This introductory demo illustrates key ideas of reinforcement learning with a model that is small enough to be quickly understood. (Thanks to Kelvin Yeung of DecisionLab for this contribution!)
The Cheese Chasing simulation is based on a grid with 36 possible "point nodes," a single mouse agent, and a piece of cheese as the reward. The goal is for the mouse to find the cheese in as few steps as possible. The mouse and the cheese are randomly initialized in different locations whenever the simulation is reset.
Step 1 - Run the simulation to check Pathmind Helper setup.
Go through the steps of the Check Pathmind Helper Setup guide to make sure that everything is working correctly. Completing this step will also demonstrate how the model performs using random actions instead of a policy.
Step 2 - Examine the Pathmind properties.
Observations - This model contains six observations: the location of the mouse, the mouse's distance from the cheese, and the location of the cheese itself.
Metrics - The metrics in this model track grants a reward of +1 whenever the mouse finds the cheese. Otherwise, no reward is given.

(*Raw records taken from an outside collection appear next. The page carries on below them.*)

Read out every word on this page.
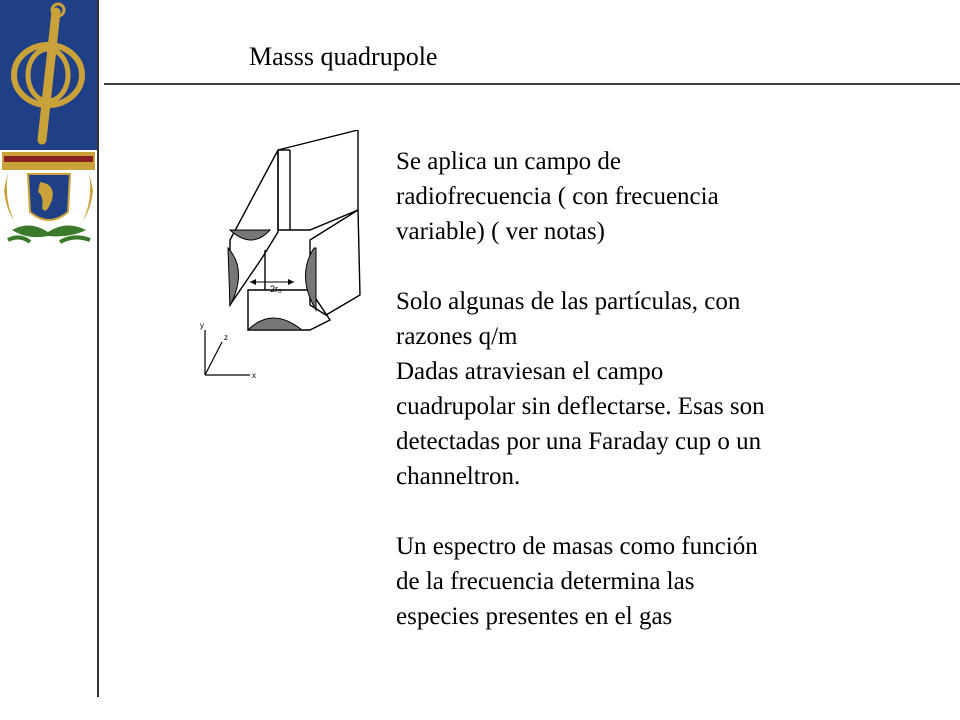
Masss quadrupole
2r₀
y
x
z

Se aplica un campo de
radiofrecuencia ( con frecuencia
variable) ( ver notas)

Solo algunas de las partículas, con
razones q/m
Dadas atraviesan el campo
cuadrupolar sin deflectarse. Esas son
detectadas por una Faraday cup o un
channeltron.

Un espectro de masas como función
de la frecuencia determina las
especies presentes en el gas
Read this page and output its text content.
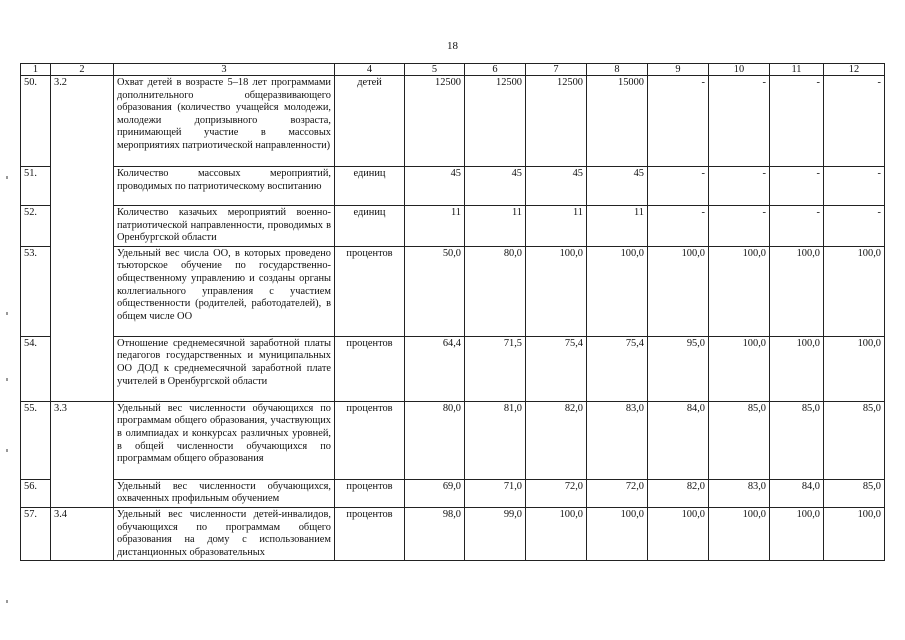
18
1	2	3	4	5	6	7	8	9	10	11	12
50.	3.2	Охват детей в возрасте 5–18 лет программами дополнительного общеразвивающего образования (количество учащейся молодежи, молодежи допризывного возраста, принимающей участие в массовых мероприятиях патриотической направленности)	детей	12500	12500	12500	15000	-	-	-	-
51.		Количество массовых мероприятий, проводимых по патриотическому воспитанию	единиц	45	45	45	45	-	-	-	-
52.		Количество казачьих мероприятий военно-патриотической направленности, проводимых в Оренбургской области	единиц	11	11	11	11	-	-	-	-
53.		Удельный вес числа ОО, в которых проведено тьюторское обучение по государственно-общественному управлению и созданы органы коллегиального управления с участием общественности (родителей, работодателей), в общем числе ОО	процентов	50,0	80,0	100,0	100,0	100,0	100,0	100,0	100,0
54.		Отношение среднемесячной заработной платы педагогов государственных и муниципальных ОО ДОД к среднемесячной заработной плате учителей в Оренбургской области	процентов	64,4	71,5	75,4	75,4	95,0	100,0	100,0	100,0
55.	3.3	Удельный вес численности обучающихся по программам общего образования, участвующих в олимпиадах и конкурсах различных уровней, в общей численности обучающихся по программам общего образования	процентов	80,0	81,0	82,0	83,0	84,0	85,0	85,0	85,0
56.		Удельный вес численности обучающихся, охваченных профильным обучением	процентов	69,0	71,0	72,0	72,0	82,0	83,0	84,0	85,0
57.	3.4	Удельный вес численности детей-инвалидов, обучающихся по программам общего образования на дому с использованием дистанционных образовательных	процентов	98,0	99,0	100,0	100,0	100,0	100,0	100,0	100,0
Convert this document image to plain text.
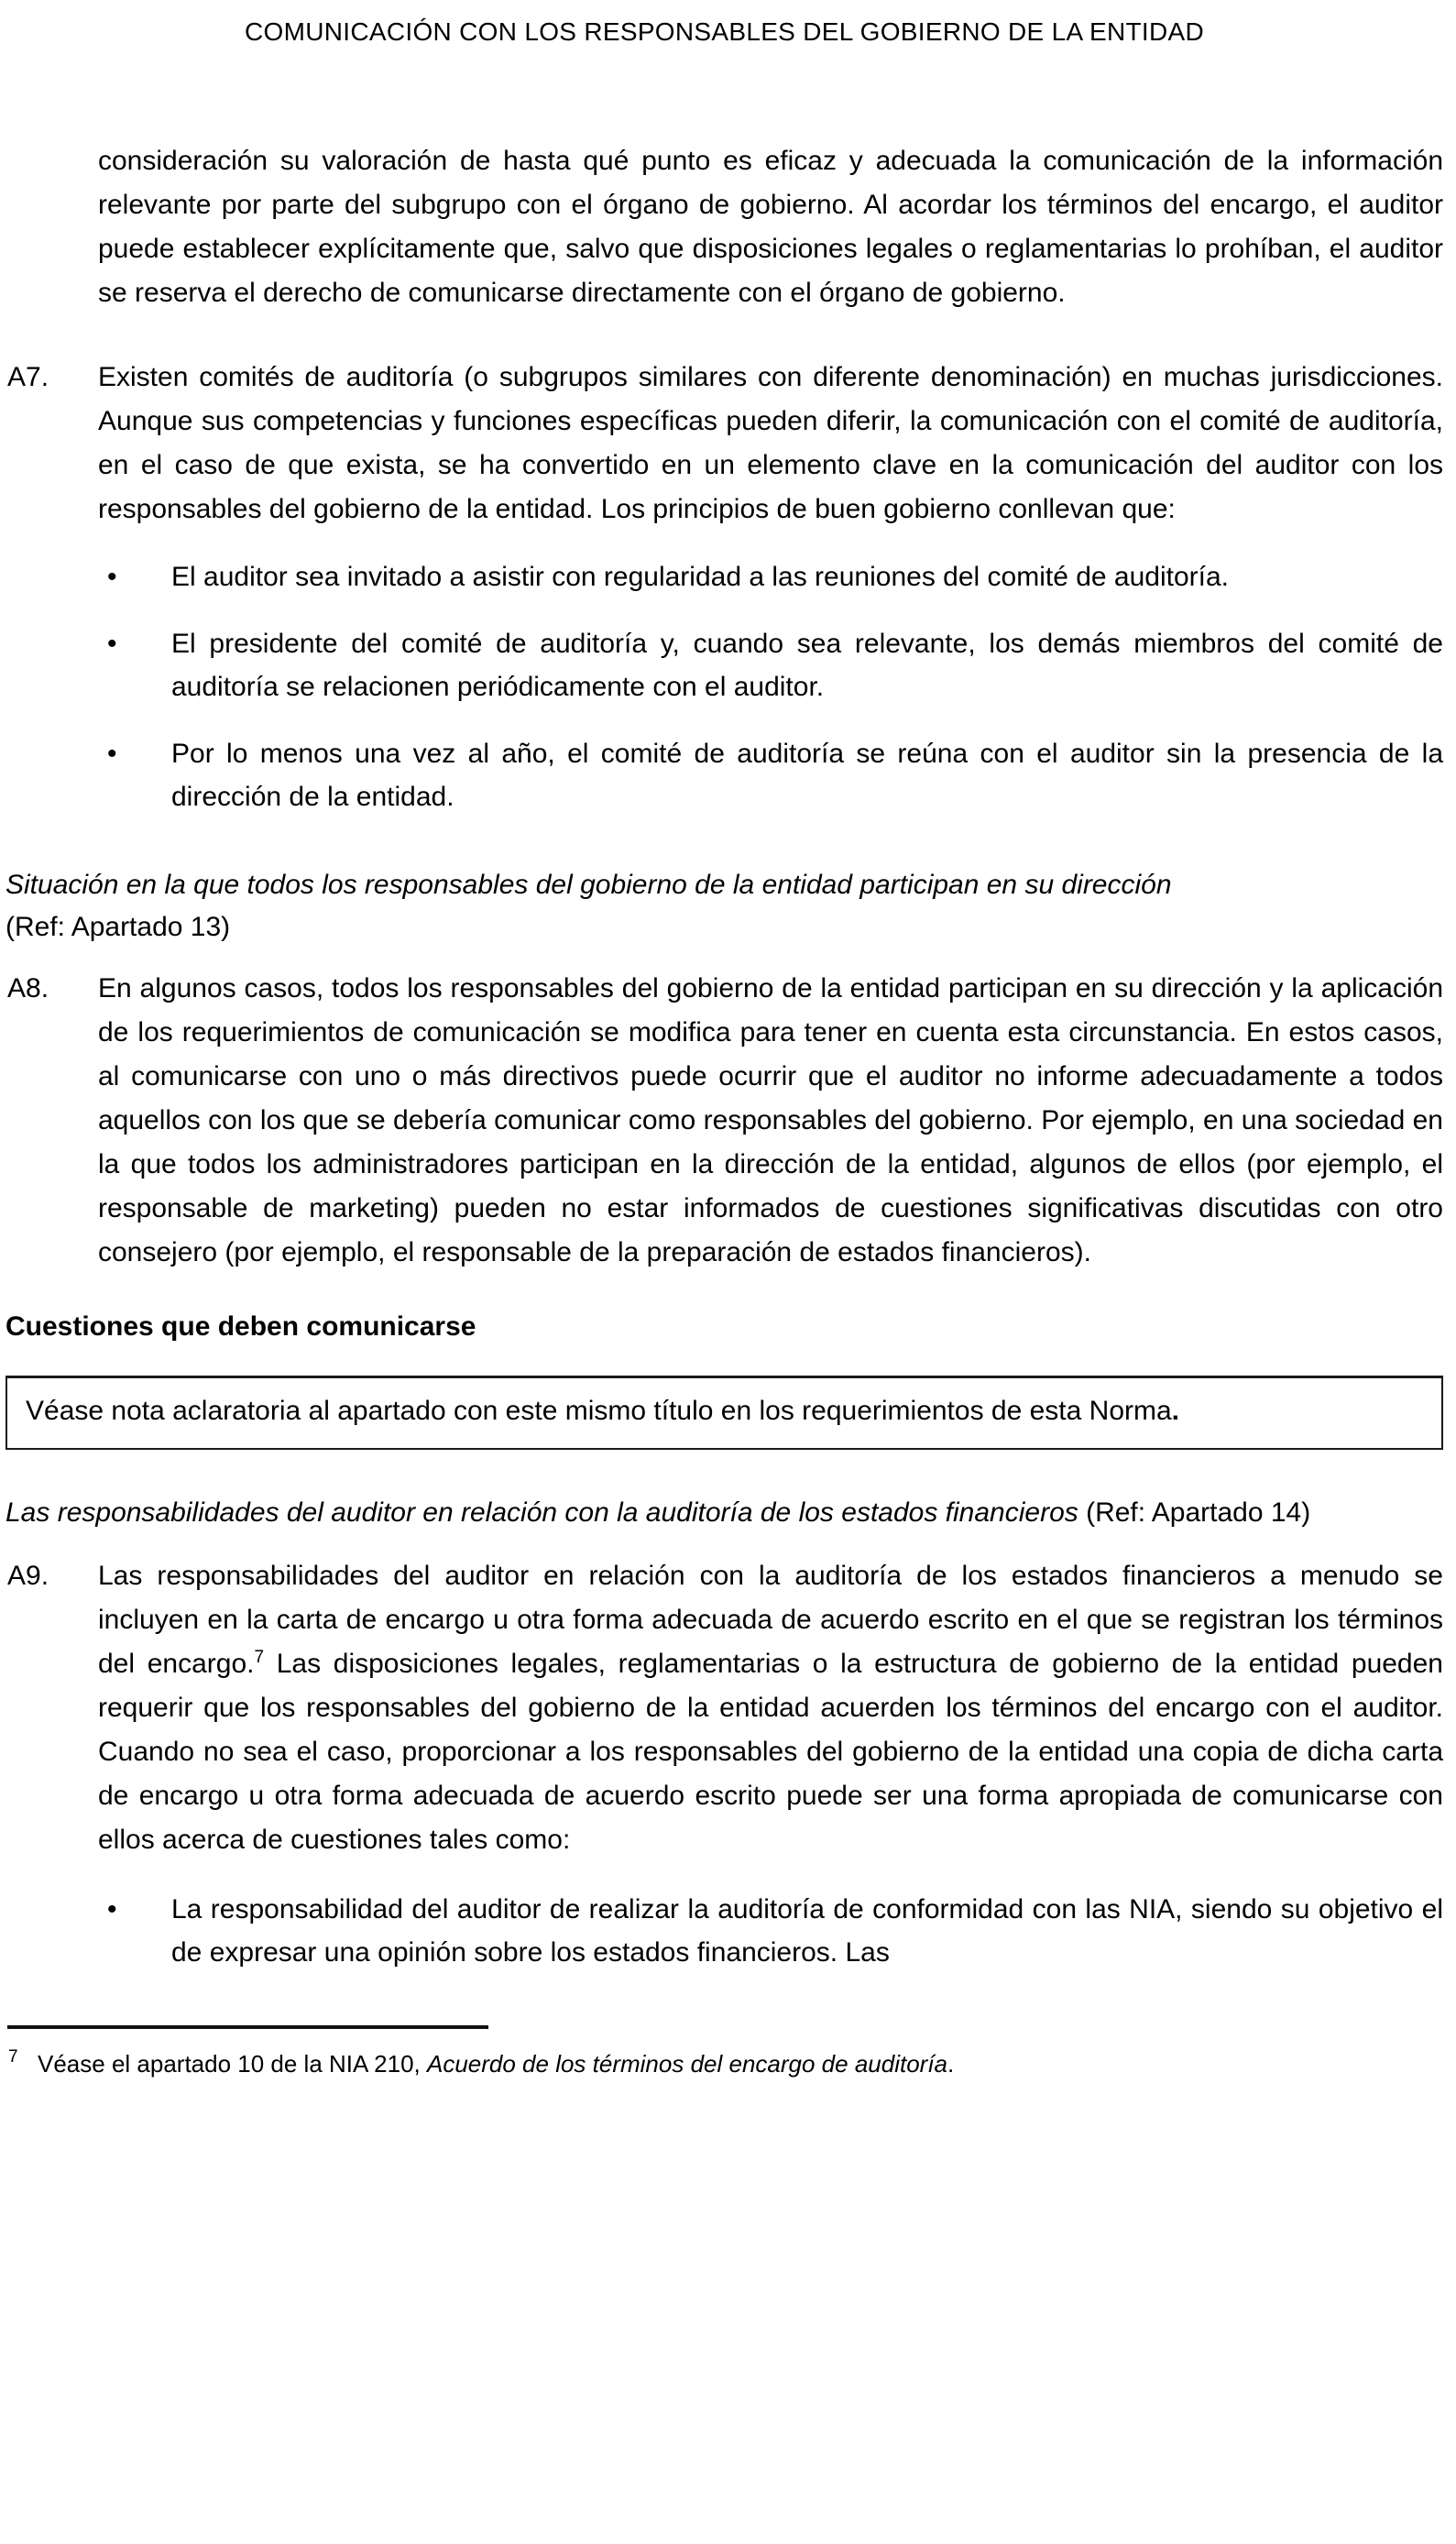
COMUNICACIÓN CON LOS RESPONSABLES DEL GOBIERNO DE LA ENTIDAD

consideración su valoración de hasta qué punto es eficaz y adecuada la comunicación de la información relevante por parte del subgrupo con el órgano de gobierno. Al acordar los términos del encargo, el auditor puede establecer explícitamente que, salvo que disposiciones legales o reglamentarias lo prohíban, el auditor se reserva el derecho de comunicarse directamente con el órgano de gobierno.

A7. Existen comités de auditoría (o subgrupos similares con diferente denominación) en muchas jurisdicciones. Aunque sus competencias y funciones específicas pueden diferir, la comunicación con el comité de auditoría, en el caso de que exista, se ha convertido en un elemento clave en la comunicación del auditor con los responsables del gobierno de la entidad. Los principios de buen gobierno conllevan que:
• El auditor sea invitado a asistir con regularidad a las reuniones del comité de auditoría.
• El presidente del comité de auditoría y, cuando sea relevante, los demás miembros del comité de auditoría se relacionen periódicamente con el auditor.
• Por lo menos una vez al año, el comité de auditoría se reúna con el auditor sin la presencia de la dirección de la entidad.
Situación en la que todos los responsables del gobierno de la entidad participan en su dirección
(Ref: Apartado 13)
A8. En algunos casos, todos los responsables del gobierno de la entidad participan en su dirección y la aplicación de los requerimientos de comunicación se modifica para tener en cuenta esta circunstancia. En estos casos, al comunicarse con uno o más directivos puede ocurrir que el auditor no informe adecuadamente a todos aquellos con los que se debería comunicar como responsables del gobierno. Por ejemplo, en una sociedad en la que todos los administradores participan en la dirección de la entidad, algunos de ellos (por ejemplo, el responsable de marketing) pueden no estar informados de cuestiones significativas discutidas con otro consejero (por ejemplo, el responsable de la preparación de estados financieros).
Cuestiones que deben comunicarse

Véase nota aclaratoria al apartado con este mismo título en los requerimientos de esta Norma.

Las responsabilidades del auditor en relación con la auditoría de los estados financieros (Ref: Apartado 14)
A9. Las responsabilidades del auditor en relación con la auditoría de los estados financieros a menudo se incluyen en la carta de encargo u otra forma adecuada de acuerdo escrito en el que se registran los términos del encargo.$^7$ Las disposiciones legales, reglamentarias o la estructura de gobierno de la entidad pueden requerir que los responsables del gobierno de la entidad acuerden los términos del encargo con el auditor. Cuando no sea el caso, proporcionar a los responsables del gobierno de la entidad una copia de dicha carta de encargo u otra forma adecuada de acuerdo escrito puede ser una forma apropiada de comunicarse con ellos acerca de cuestiones tales como:
• La responsabilidad del auditor de realizar la auditoría de conformidad con las NIA, siendo su objetivo el de expresar una opinión sobre los estados financieros. Las
7 Véase el apartado 10 de la NIA 210, Acuerdo de los términos del encargo de auditoría.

Actions - This model contains one decision point with four possible actions which is to move left, right, up, or down.
doAction function referenced in this field defines the four possible actions that a mouse can take.
Event Trigger - An action is triggered (move left, right, up or down) once per second.
Done - The simulation is complete whenever the mouse finds the cheese.
Step 3 - Export model and get Pathmind policy.
Complete the steps in the Exporting Models and Training guide to export your model, complete training, and download the Pathmind policy.
reward = after.cheeseFound; // + 1 reward whenever cheese is found
A policy will be generated after training completes. A trained policy file is included in the tutorial folder.
Step 4 - Run the simulation with the Pathmind policy.
Once you’ve downloaded the Pathmind policy, return to AnyLogic. Open the Pathmind Helper properties and change the "Mode" radio button to Use Policy. Click Browse and locate the downloaded policy file.
Now run the model again and notice the reinforcement learning algorithm at work. You will see the mouse finds the cheese in the minimum number of steps no matter where it is located.
The Cheese Chasing example demonstrates the learning ability of reinforcement learning.
More realistic applications for this type of model might be helping robotic equipment move through a factory by the shortest path, or an autonomous vehicle navigate to its destination.